Vascular damage inflicted during the deployment phase of stent placement causes partial denudation of the endothelial cell layer uncovering the smooth muscle cells and preserving some endothelial cell. Vascular denudation consequence is a direct interaction between blood flow and vascular layer component. It is also commonly suggested that the presence of a foreign body in the arterial lumen can induce significant variations in the flow topology in comparison to the “standard” physiological flow patterns that are usually seen in hemodynamic literature. Although the flow remains laminar, it undergoes major changes in terms of its spatial and temporal wall shearing values. Consequences are a possible non negligible cellular proliferation which could lead to partial or total restenosis. Based on this precept, it is therefore legitimate to estimate that hemodynamic changes may be partly responsible for the intra stent restenosis problem. The aim of our recent research is to numerically investigate intra stent blood flow for unsteady inlet condition using a characteristic viscosity and rigid wall assumption. Results could give relevant information to estimate restenosis risk for the stent design studied.

The mitral valve prolapsus: quantification of the regurgitation flow rate by experimental time-dependant PIV

Color Doppler is routinely used for visualisation of intracardiac flows and quantification of valvular heart disease. Nevertheless the 2D visualisation of a complex 3D phenomenon is the major limitation of this technique. In particular, in clinical setting, the flow rate calculation upstream a regurgitant orifice (i.e. mitral valve insufficiency), assumes that the velocity field in the convergent region have hemispheric shapes and introduce miscalculation specially in case of prolapse regurgitant orifices. The main objective of this study was to characterize the dynamic 3D velocity field of the convergent region upstream a prolapse model of regurgitant orifice based on 2D time dependent PIV reconstruction.
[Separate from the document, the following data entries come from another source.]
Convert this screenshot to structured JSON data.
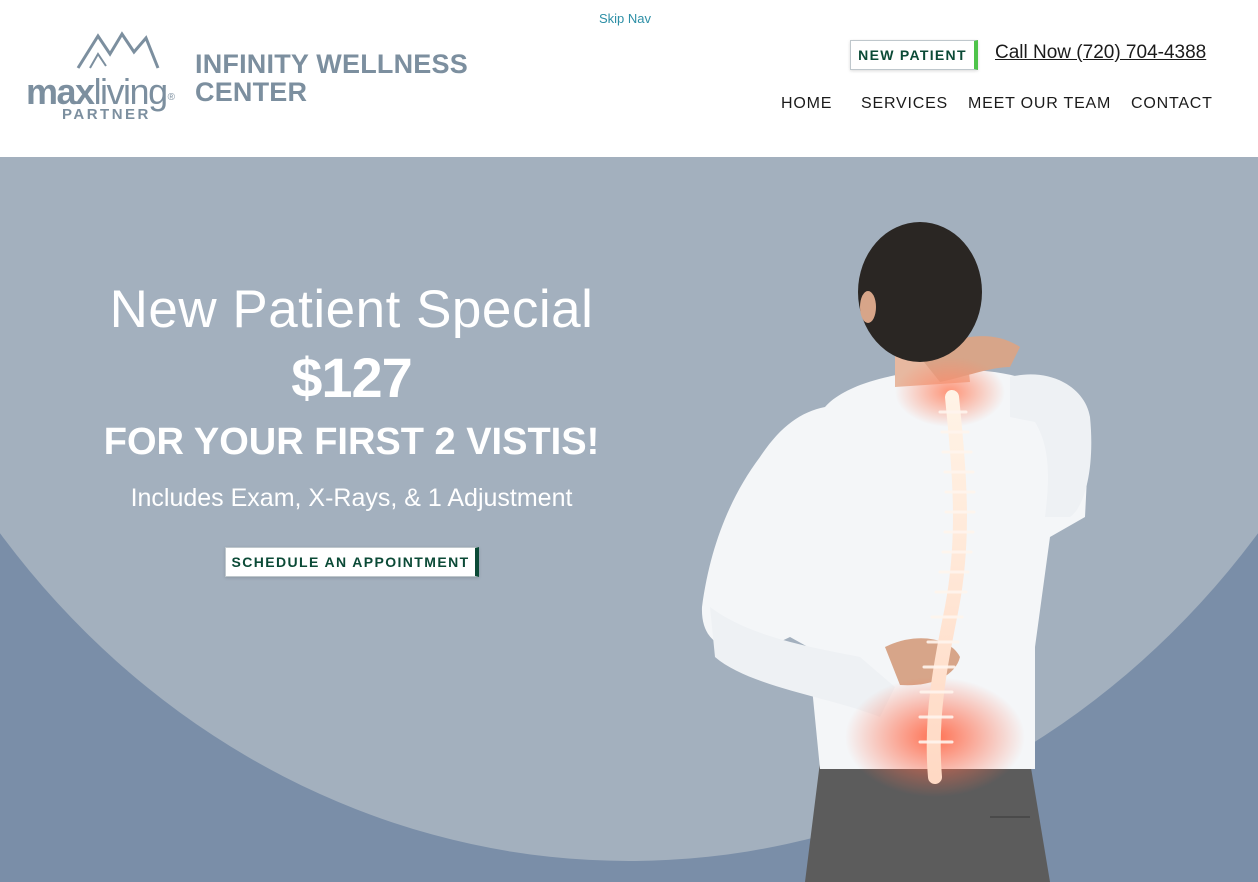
{
  "header": {
    "skip_nav": "Skip Nav",
    "logo": {
      "brand_bold": "max",
      "brand_light": "living",
      "registered": "®",
      "partner": "PARTNER",
      "center_line1": "INFINITY WELLNESS",
      "center_line2": "CENTER"
    },
    "new_patient_label": "NEW PATIENT",
    "call_now": "Call Now (720) 704-4388",
    "nav": [
      "HOME",
      "SERVICES",
      "MEET OUR TEAM",
      "CONTACT"
    ]
  },
  "hero": {
    "title": "New Patient Special",
    "price": "$127",
    "subtitle": "FOR YOUR FIRST 2 VISTIS!",
    "includes": "Includes Exam, X-Rays, & 1 Adjustment",
    "cta_label": "SCHEDULE AN APPOINTMENT",
    "image_subject": "man-holding-neck-and-back-with-highlighted-spine"
  },
  "colors": {
    "logo_gray": "#7c8f9f",
    "hero_dark": "#7a8ea8",
    "hero_light": "#a3b0be",
    "accent_green": "#4ec34a",
    "dark_green": "#0b4a36",
    "skip_link": "#2d8fa6"
  }
}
Cardiac simulations of regurgitant jets in mitral valve, for different pathological cases, in steady and pulsatile flow

In order to assess the quantification of valvular heart insufficiency in adult echocardiography, we simulate flow dynamics in different models of mitral regurgitation (shapes and sizes) in steady and unsteady flow. The length, width and contraction coefficient of potential core, defined as the velocity zone where velocities are equal or superior to orifice velocity, obtained with physiologic and pressure flow conditions, were nearly the same for each pathologic case (perforation, restrictive form and prolapsed case). The simulation was realised on several cardiac cycles, to see the evolution of jets with time. To validate the numerical model, we have developed an experimental bench with laser plane and ultrasound methods to get the velocity field and jet characteristics.